Namun, akupun seperti mendapatkan keberkahan lainnya. Kebutuhan untuk buang air kecil di toilet akhirnya memungkinkanku untuk mendapat asupan kemuliaan lain: perlunya perbaikan tata kelola toilet di fakultas yang sempat saya kunjungi. Pertama, sebuah pesan ke publik tak harus berulang. Apalagi, ditulis dalam prasarana yang statis, seperti pintu toilet dan tembok. Tempelan kertas menjadi instrumennya. Sebab, untuk dapat terkirim dan terpahami (delivered), pesan harus efektif. Ukuran sederhananya adalah singkat, padat dan bermakna tanpa harus berulang. 

Kedua, sarana yang digunakan untuk mengirim pesan harus dikemas secara rapi, tertib, dan menarik. Pesan yang mulia tak akan sampai dengan kemuliaannya jika kemasannya tak rapi. Pesan yang baik tidak akan selalu sampai dan diterima baik jika dikirim dengan media yang tak menunjukkan unsur ketertiban. Akhirnya, mata pun jadi sepet, seperti kuuraikan sebelumnya. Dan, gedung pun akan tampak dan jadi kumuh dan kumel. Akhirnya, penerima pun tak akan tertarik untuk membaca dan mencernanya, apalagi menerima isinya.

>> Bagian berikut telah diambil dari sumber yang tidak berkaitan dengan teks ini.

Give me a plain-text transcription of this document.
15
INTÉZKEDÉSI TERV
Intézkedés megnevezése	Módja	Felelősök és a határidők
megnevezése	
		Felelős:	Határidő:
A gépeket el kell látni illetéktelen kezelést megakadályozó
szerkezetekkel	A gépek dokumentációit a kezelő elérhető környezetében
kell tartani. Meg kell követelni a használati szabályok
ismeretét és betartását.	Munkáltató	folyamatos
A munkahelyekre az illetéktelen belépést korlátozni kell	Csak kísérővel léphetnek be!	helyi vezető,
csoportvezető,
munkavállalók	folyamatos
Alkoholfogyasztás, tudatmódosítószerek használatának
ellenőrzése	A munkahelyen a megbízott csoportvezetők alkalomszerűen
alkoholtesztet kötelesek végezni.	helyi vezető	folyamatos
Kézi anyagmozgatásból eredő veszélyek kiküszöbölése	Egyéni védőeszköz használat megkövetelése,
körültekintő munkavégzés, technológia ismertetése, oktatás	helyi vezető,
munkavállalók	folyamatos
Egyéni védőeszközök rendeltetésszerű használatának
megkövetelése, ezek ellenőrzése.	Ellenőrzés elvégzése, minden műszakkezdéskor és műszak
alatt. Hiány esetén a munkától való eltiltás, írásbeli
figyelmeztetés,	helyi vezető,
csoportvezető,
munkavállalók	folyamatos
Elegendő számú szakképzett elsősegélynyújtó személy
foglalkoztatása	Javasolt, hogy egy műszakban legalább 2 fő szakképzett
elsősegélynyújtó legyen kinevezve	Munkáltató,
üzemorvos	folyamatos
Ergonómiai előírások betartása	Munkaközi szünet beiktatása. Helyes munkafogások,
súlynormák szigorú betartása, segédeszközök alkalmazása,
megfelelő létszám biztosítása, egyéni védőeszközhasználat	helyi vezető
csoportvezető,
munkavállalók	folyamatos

Duh, the element of surprise. Kau telah menganugerahiku banyak kemuliaan untuk perbaikan kampusku. Kau telah memberiku kesempatan emas untuk melakukan refleksi dan sekaligus evaluasi atas tata kelola gedung dan layanan ruang publik secara umum di kampusku. Hanya butuh waktu tiga hingga lima menit saja, kau menyadarkanku betapa urusan publik di kampusku masih menyisakan sejumlah pekerjaan rumah yang butuh solusi segera.

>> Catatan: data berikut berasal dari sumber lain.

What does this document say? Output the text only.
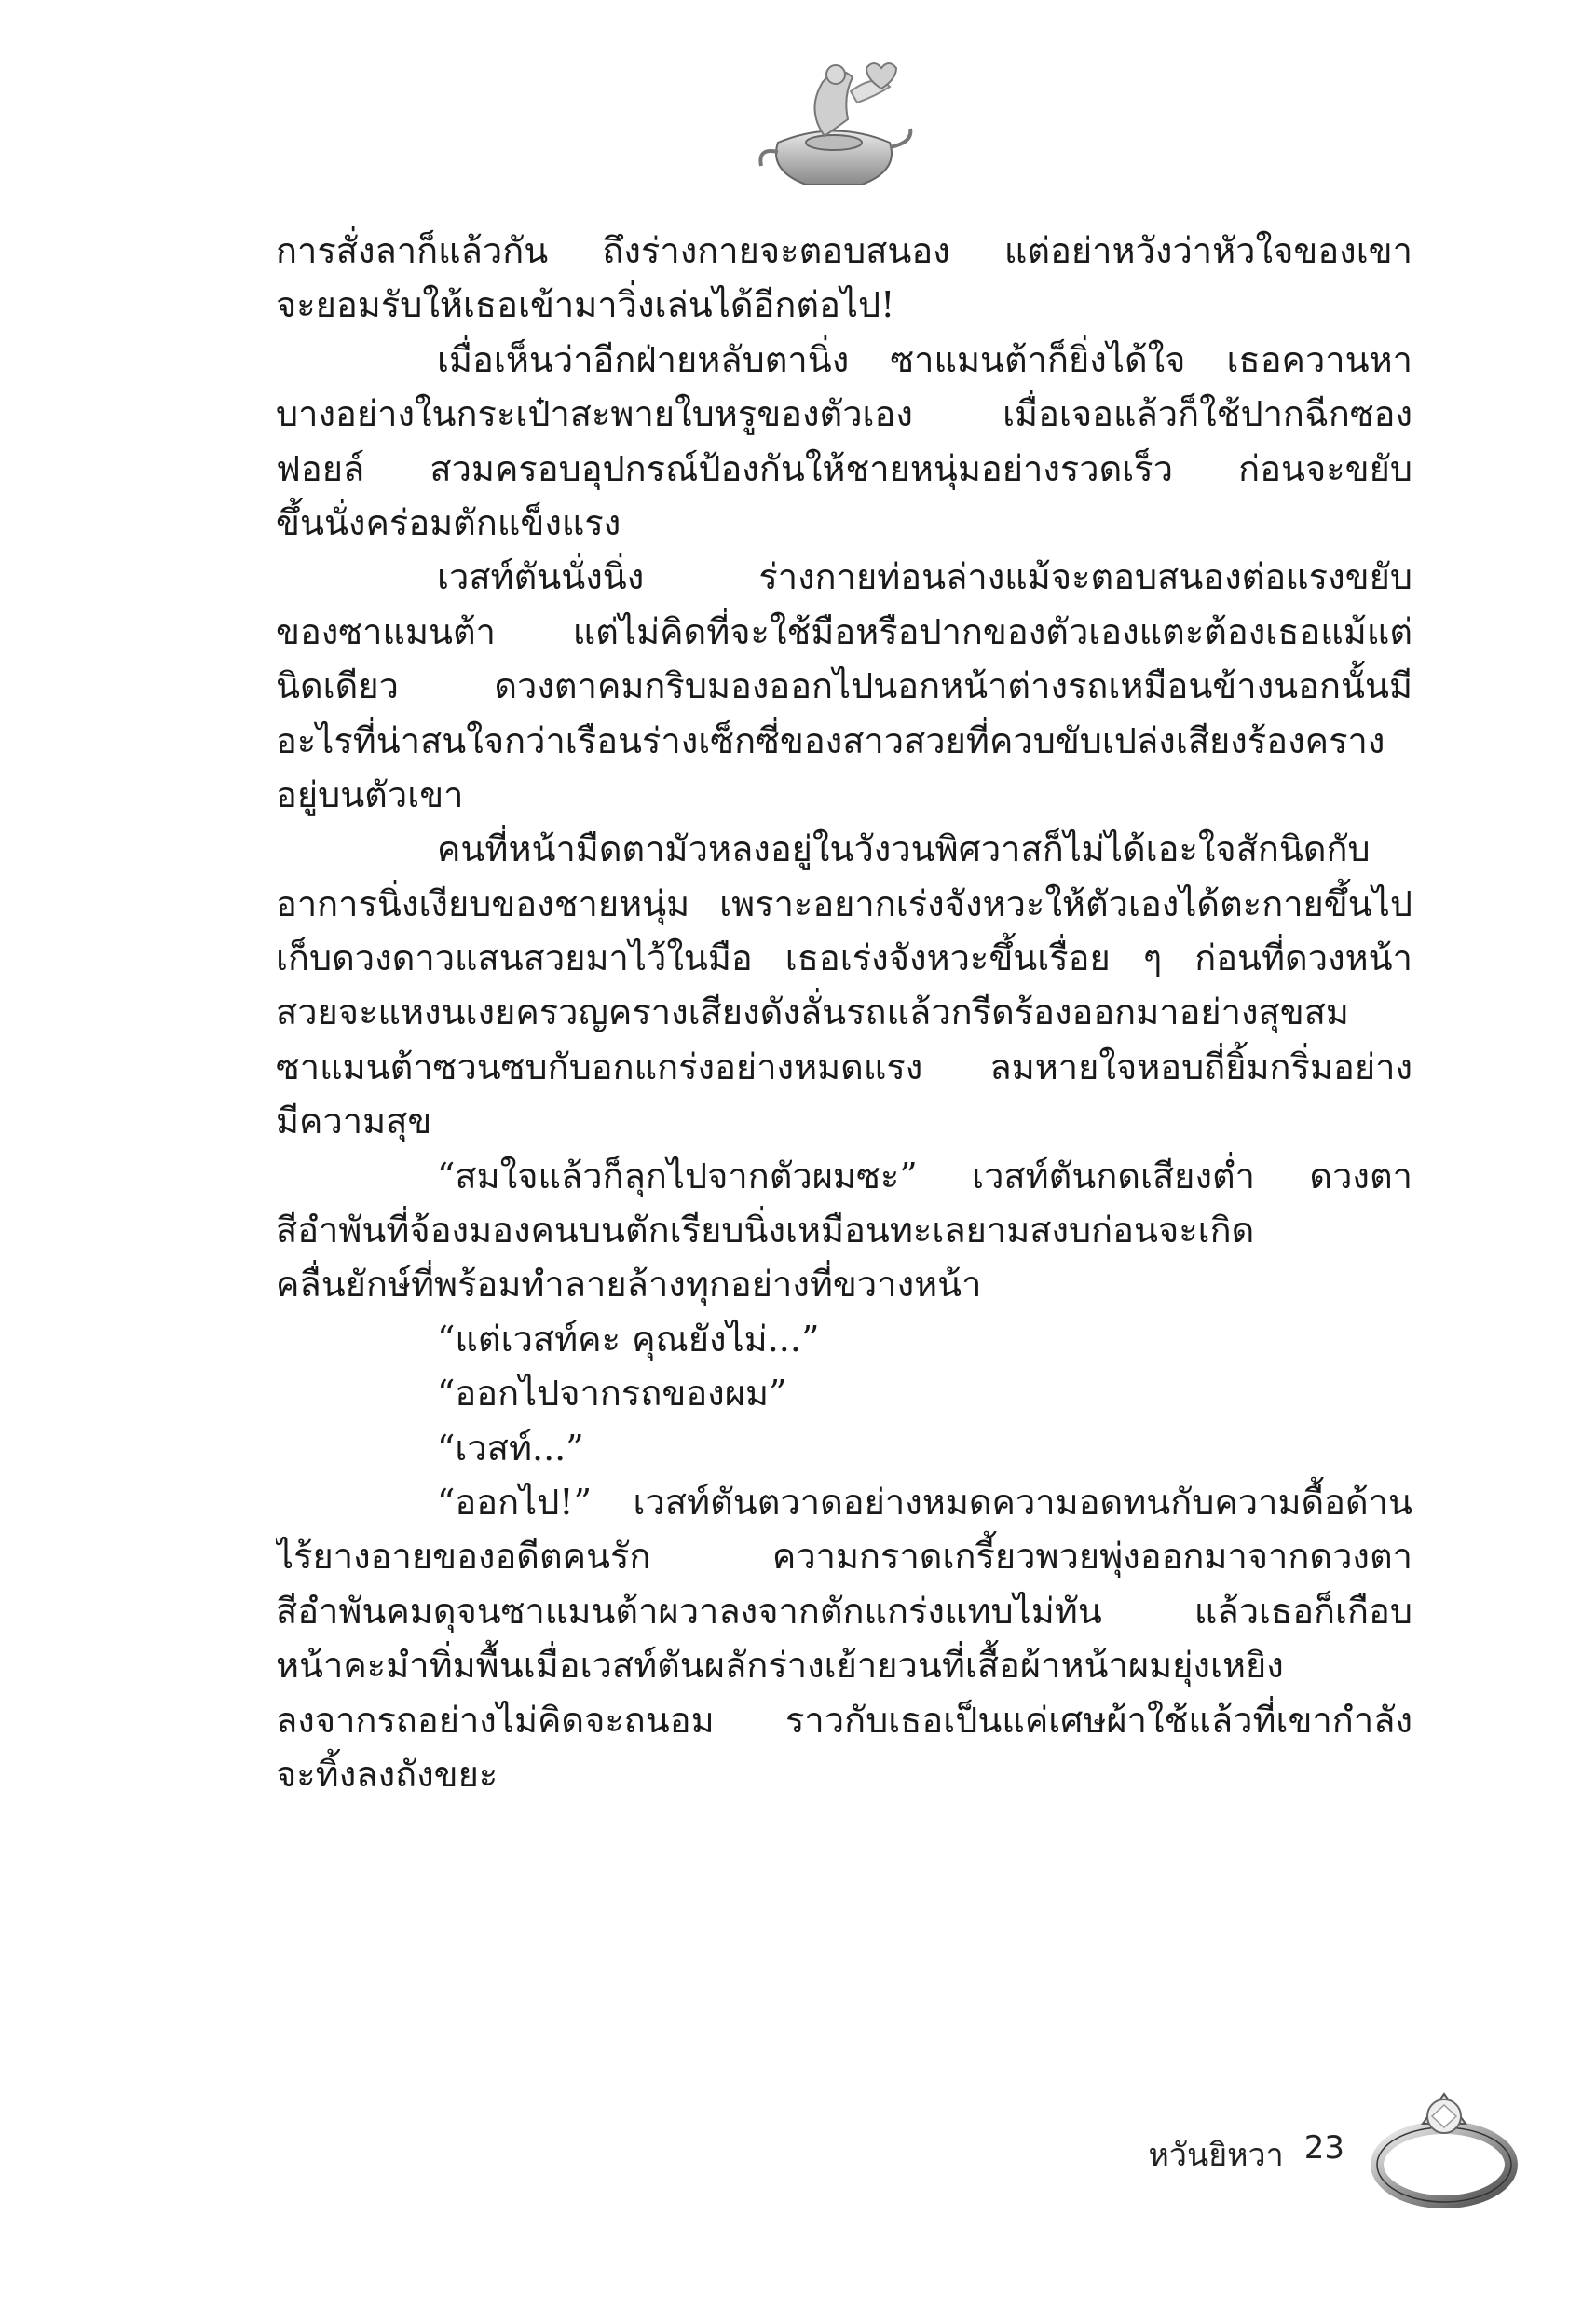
การสั่งลาก็แล้วกัน ถึงร่างกายจะตอบสนอง แต่อย่าหวังว่าหัวใจของเขา
จะยอมรับให้เธอเข้ามาวิ่งเล่นได้อีกต่อไป!
เมื่อเห็นว่าอีกฝ่ายหลับตานิ่ง ซาแมนต้าก็ยิ่งได้ใจ เธอควานหา
บางอย่างในกระเป๋าสะพายใบหรูของตัวเอง เมื่อเจอแล้วก็ใช้ปากฉีกซอง
ฟอยล์ สวมครอบอุปกรณ์ป้องกันให้ชายหนุ่มอย่างรวดเร็ว ก่อนจะขยับ
ขึ้นนั่งคร่อมตักแข็งแรง
เวสท์ตันนั่งนิ่ง ร่างกายท่อนล่างแม้จะตอบสนองต่อแรงขยับ
ของซาแมนต้า แต่ไม่คิดที่จะใช้มือหรือปากของตัวเองแตะต้องเธอแม้แต่
นิดเดียว ดวงตาคมกริบมองออกไปนอกหน้าต่างรถเหมือนข้างนอกนั้นมี
อะไรที่น่าสนใจกว่าเรือนร่างเซ็กซี่ของสาวสวยที่ควบขับเปล่งเสียงร้องคราง
อยู่บนตัวเขา
คนที่หน้ามืดตามัวหลงอยู่ในวังวนพิศวาสก็ไม่ได้เอะใจสักนิดกับ
อาการนิ่งเงียบของชายหนุ่ม เพราะอยากเร่งจังหวะให้ตัวเองได้ตะกายขึ้นไป
เก็บดวงดาวแสนสวยมาไว้ในมือ เธอเร่งจังหวะขึ้นเรื่อย ๆ ก่อนที่ดวงหน้า
สวยจะแหงนเงยครวญครางเสียงดังลั่นรถแล้วกรีดร้องออกมาอย่างสุขสม
ซาแมนต้าซวนซบกับอกแกร่งอย่างหมดแรง ลมหายใจหอบถี่ยิ้มกริ่มอย่าง
มีความสุข
“สมใจแล้วก็ลุกไปจากตัวผมซะ” เวสท์ตันกดเสียงต่ำ ดวงตา
สีอำพันที่จ้องมองคนบนตักเรียบนิ่งเหมือนทะเลยามสงบก่อนจะเกิด
คลื่นยักษ์ที่พร้อมทำลายล้างทุกอย่างที่ขวางหน้า
“แต่เวสท์คะ คุณยังไม่...”
“ออกไปจากรถของผม”
“เวสท์...”
“ออกไป!” เวสท์ตันตวาดอย่างหมดความอดทนกับความดื้อด้าน
ไร้ยางอายของอดีตคนรัก ความกราดเกรี้ยวพวยพุ่งออกมาจากดวงตา
สีอำพันคมดุจนซาแมนต้าผวาลงจากตักแกร่งแทบไม่ทัน แล้วเธอก็เกือบ
หน้าคะมำทิ่มพื้นเมื่อเวสท์ตันผลักร่างเย้ายวนที่เสื้อผ้าหน้าผมยุ่งเหยิง
ลงจากรถอย่างไม่คิดจะถนอม ราวกับเธอเป็นแค่เศษผ้าใช้แล้วที่เขากำลัง
จะทิ้งลงถังขยะ
หวันยิหวา 23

Dan lebih-lebih, berasal dari hal kecil seperti kehendak untuk buang air kecil, kau, wahai the element of surprise, akhirnya membuatku makin yakin bahwa amanah harus dibayar lunas dengan kerja keras dan komitmen tinggi untuk menjaga kemuliannya. Kini, kusemakin yakin pula bahwa berawal dari yang kecil, inspirasi bisa kita raih untuk menunaikan amanah publik. Berangkat yang kecil, perihal besar pun bisa didesain untuk perbaikan secara lebih efektif. Kusemakin percaya ini: Mengurusi yang besar penting. Tapi tidak membiarkan yang kecil tak terurus juga awal dari perwujudan kebajikan publik untuk kemaslahatan yang lebih besar. Dan kebetulan kali ini, berangkat dari urusan toilet fakultas sebagai wasilahnya, kuraih inspirasi untuk perbaikan tata kelola kampusku secara lebh luas.